Wang Yishu, Wang Lin, Yang Dejie, Deng Minghua
Center for Quantitative Biology, Peking University, Beijing 100871, China.
Institute of Computing Technology, Chinese Academy of Science, Beijing 100190, China.
Methods. 2014 Jun 1;67(3):269-77. doi: 10.1016/j.ymeth.2014.03.032. Epub 2014 Apr 6.

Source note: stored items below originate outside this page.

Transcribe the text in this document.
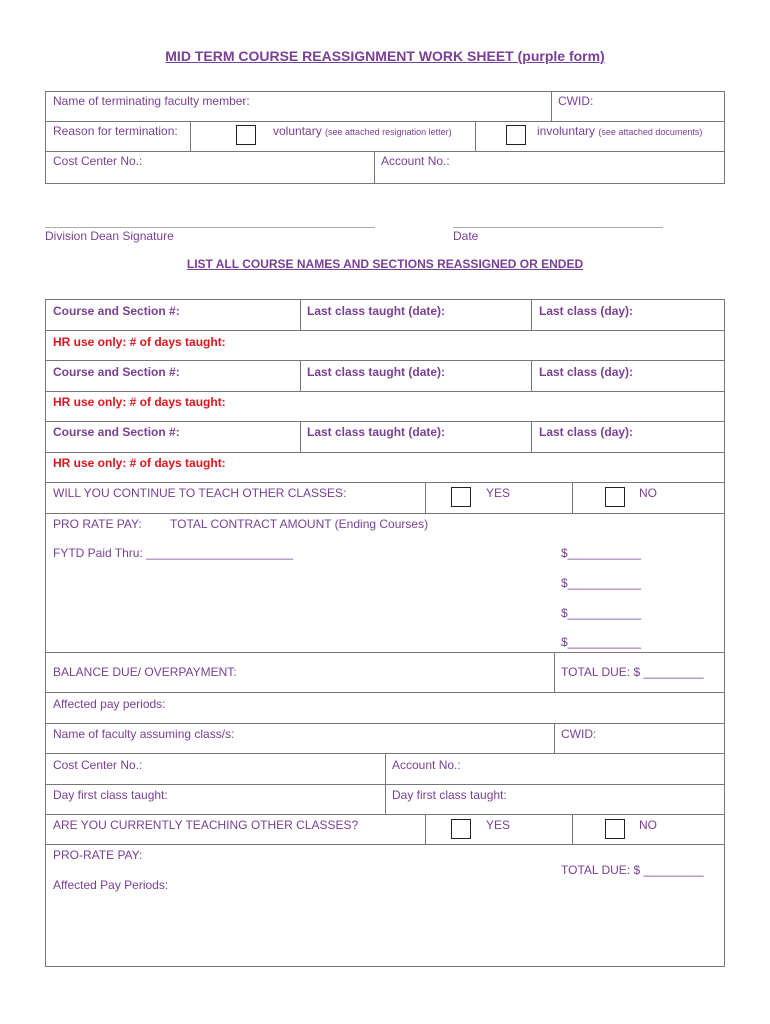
MID TERM COURSE REASSIGNMENT WORK SHEET (purple form)
Name of terminating faculty member:	CWID:
Reason for termination:	voluntary (see attached resignation letter)	involuntary (see attached documents)
Cost Center No.:	Account No.:
Division Dean Signature	Date
LIST ALL COURSE NAMES AND SECTIONS REASSIGNED OR ENDED
Course and Section #:	Last class taught (date):	Last class (day):
HR use only: # of days taught:
Course and Section #:	Last class taught (date):	Last class (day):
HR use only: # of days taught:
Course and Section #:	Last class taught (date):	Last class (day):
HR use only: # of days taught:
WILL YOU CONTINUE TO TEACH OTHER CLASSES:	YES	NO
PRO RATE PAY: TOTAL CONTRACT AMOUNT (Ending Courses)
FYTD Paid Thru: ______________________	$___________
$___________
$___________
$___________
BALANCE DUE/ OVERPAYMENT:	TOTAL DUE: $ _________
Affected pay periods:
Name of faculty assuming class/s:	CWID:
Cost Center No.:	Account No.:
Day first class taught:	Day first class taught:
ARE YOU CURRENTLY TEACHING OTHER CLASSES?	YES	NO
PRO-RATE PAY:
TOTAL DUE: $ _________
Affected Pay Periods:
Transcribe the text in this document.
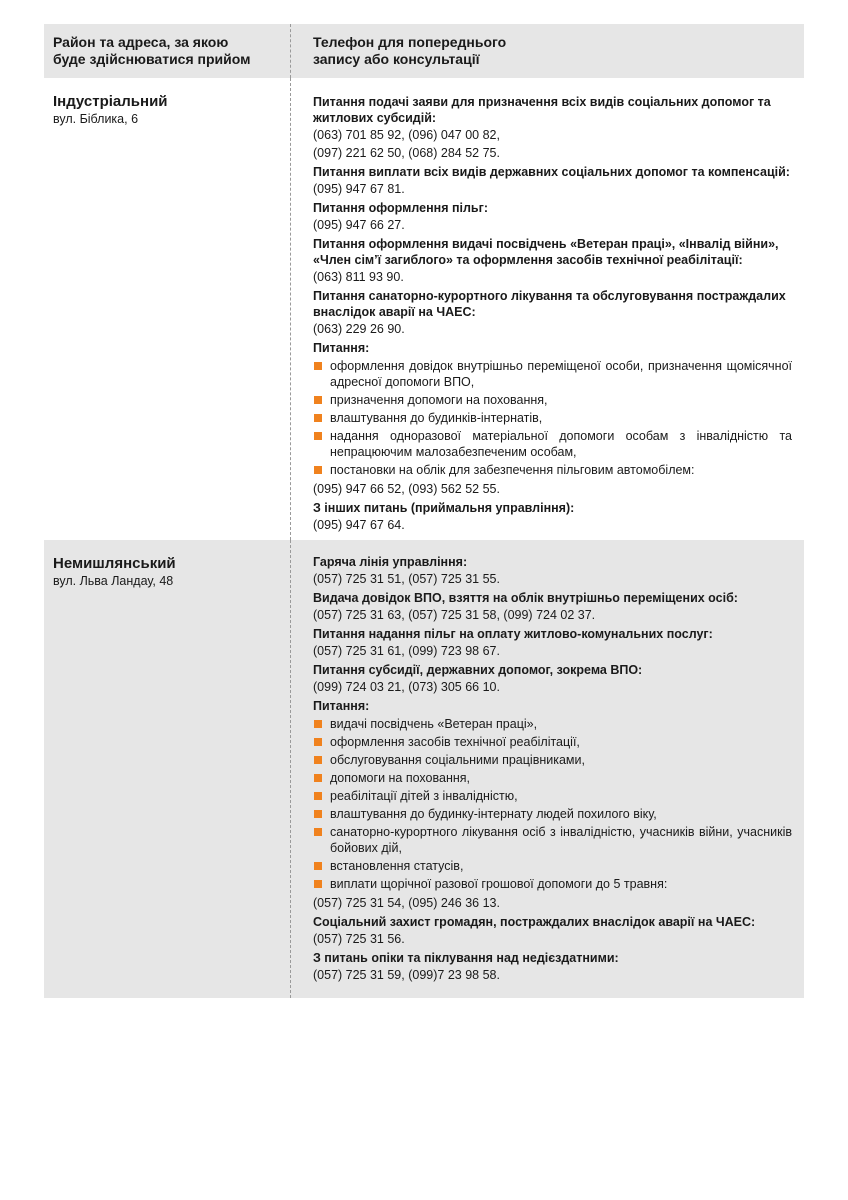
Район та адреса, за якою
буде здійснюватися прийом
Телефон для попереднього
запису або консультації
Індустріальний
вул. Біблика, 6
Питання подачі заяви для призначення всіх видів соціальних допомог та житлових субсидій:
(063) 701 85 92, (096) 047 00 82,
(097) 221 62 50, (068) 284 52 75.
Питання виплати всіх видів державних соціальних допомог та компенсацій:
(095) 947 67 81.
Питання оформлення пільг:
(095) 947 66 27.
Питання оформлення видачі посвідчень «Ветеран праці», «Інвалід війни», «Член сім’ї загиблого» та оформлення засобів технічної реабілітації:
(063) 811 93 90.
Питання санаторно-курортного лікування та обслуговування постраждалих внаслідок аварії на ЧАЕС:
(063) 229 26 90.
Питання:
оформлення довідок внутрішньо переміщеної особи, призначення щомісячної адресної допомоги ВПО,
призначення допомоги на поховання,
влаштування до будинків-інтернатів,
надання одноразової матеріальної допомоги особам з інвалідністю та непрацюючим малозабезпеченим особам,
постановки на облік для забезпечення пільговим автомобілем:
(095) 947 66 52, (093) 562 52 55.
З інших питань (приймальня управління):
(095) 947 67 64.
Немишлянський
вул. Льва Ландау, 48
Гаряча лінія управління:
(057) 725 31 51, (057) 725 31 55.
Видача довідок ВПО, взяття на облік внутрішньо переміщених осіб:
(057) 725 31 63, (057) 725 31 58, (099) 724 02 37.
Питання надання пільг на оплату житлово-комунальних послуг:
(057) 725 31 61, (099) 723 98 67.
Питання субсидії, державних допомог, зокрема ВПО:
(099) 724 03 21, (073) 305 66 10.
Питання:
видачі посвідчень «Ветеран праці»,
оформлення засобів технічної реабілітації,
обслуговування соціальними працівниками,
допомоги на поховання,
реабілітації дітей з інвалідністю,
влаштування до будинку-інтернату людей похилого віку,
санаторно-курортного лікування осіб з інвалідністю, учасників війни, учасників бойових дій,
встановлення статусів,
виплати щорічної разової грошової допомоги до 5 травня:
(057) 725 31 54, (095) 246 36 13.
Соціальний захист громадян, постраждалих внаслідок аварії на ЧАЕС:
(057) 725 31 56.
З питань опіки та піклування над недієздатними:
(057) 725 31 59, (099)7 23 98 58.
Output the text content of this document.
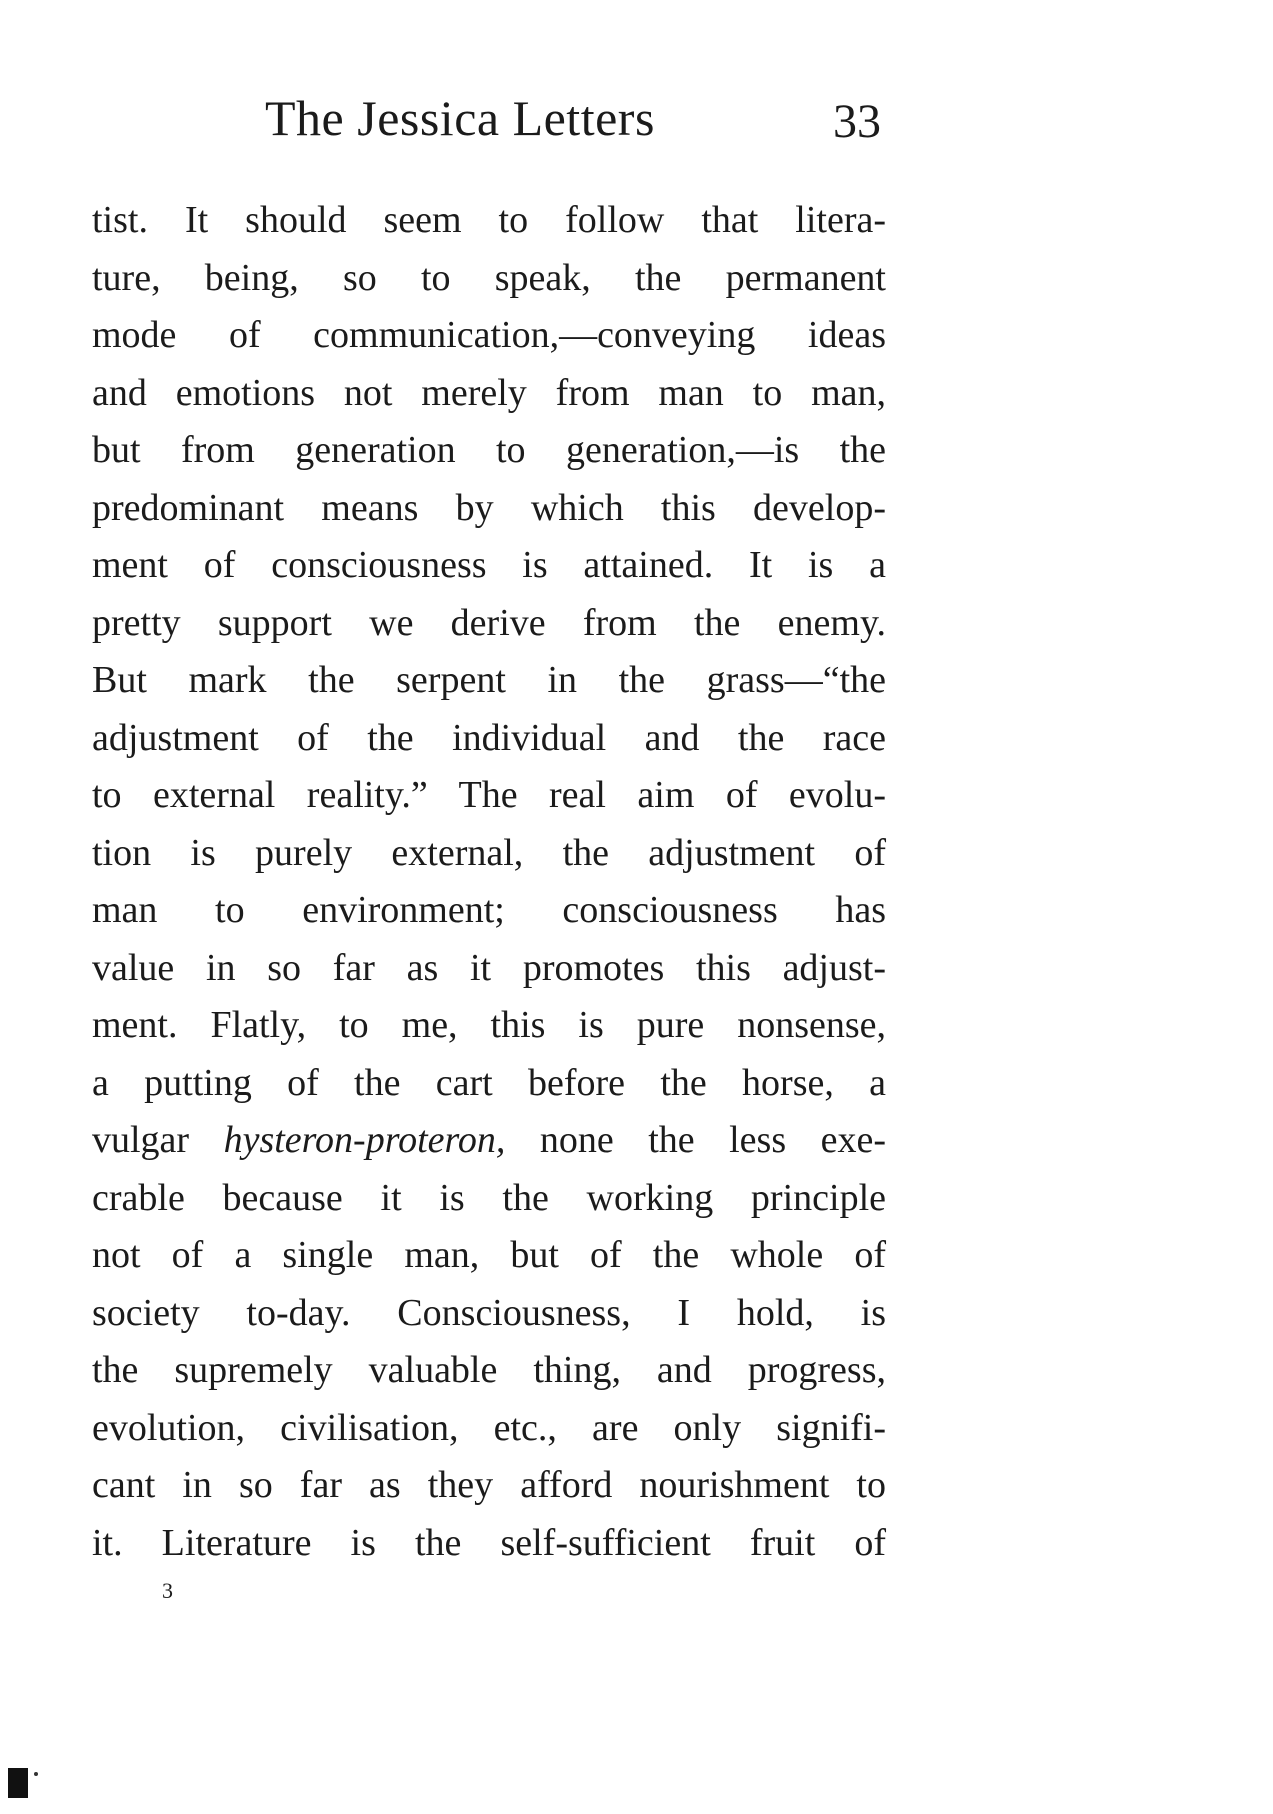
The Jessica Letters	33
tist. It should seem to follow that litera-
ture, being, so to speak, the permanent
mode of communication,—conveying ideas
and emotions not merely from man to man,
but from generation to generation,—is the
predominant means by which this develop-
ment of consciousness is attained. It is a
pretty support we derive from the enemy.
But mark the serpent in the grass—“the
adjustment of the individual and the race
to external reality.” The real aim of evolu-
tion is purely external, the adjustment of
man to environment; consciousness has
value in so far as it promotes this adjust-
ment. Flatly, to me, this is pure nonsense,
a putting of the cart before the horse, a
vulgar hysteron-proteron, none the less exe-
crable because it is the working principle
not of a single man, but of the whole of
society to-day. Consciousness, I hold, is
the supremely valuable thing, and progress,
evolution, civilisation, etc., are only signifi-
cant in so far as they afford nourishment to
it. Literature is the self-sufficient fruit of
3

Epistatic Miniarray Profiles (EMAP) enable the research of genetic interaction as an important method to construct large-scale genetic interaction networks. However, a high proportion of missing values frequently poses problems in EMAP data analysis since such missing values hinder downstream analysis. While some imputation approaches have been available to EMAP data, we adopted an improved SVD modeling procedure to impute the missing values in EMAP data which has resulted in a higher accuracy rate compared with existing methods.
The improved SVD imputation method adopts an effective soft-threshold to the SVD approach which has been shown to be the best model to impute genetic interaction data when compared with a number of advanced imputation methods. Imputation methods also improve the clustering results of EMAP datasets. Thus, after applying our imputation method on the EMAP dataset, more meaningful modules, known pathways and protein complexes could be detected.
While the phenomenon of missing data unavoidably complicates EMAP data, our results showed that we could complete the original dataset by the Soft-SVD approach to accurately recover genetic interactions.
上位性微阵列图谱(EMAP)作为构建大规模遗传相互作用网络的重要方法,能够用于遗传相互作用的研究。然而,在EMAP数据分析中,高比例的缺失值经常带来问题,因为这些缺失值会阻碍下游分析。虽然已有一些插补方法可用于EMAP数据,但我们采用了一种改进的奇异值分解(SVD)建模程序来插补EMAP数据中的缺失值,与现有方法相比,该方法具有更高的准确率。
改进的SVD插补方法对SVD方法采用了有效的软阈值,与许多先进的插补方法相比,该方法已被证明是插补遗传相互作用数据的最佳模型。插补方法还改善了EMAP数据集的聚类结果。因此,在将我们的插补方法应用于EMAP数据集后,可以检测到更有意义的模块、已知途径和蛋白质复合物。
虽然数据缺失现象不可避免地使EMAP数据复杂化,但我们的结果表明,我们可以通过软SVD方法完成原始数据集,以准确恢复遗传相互作用。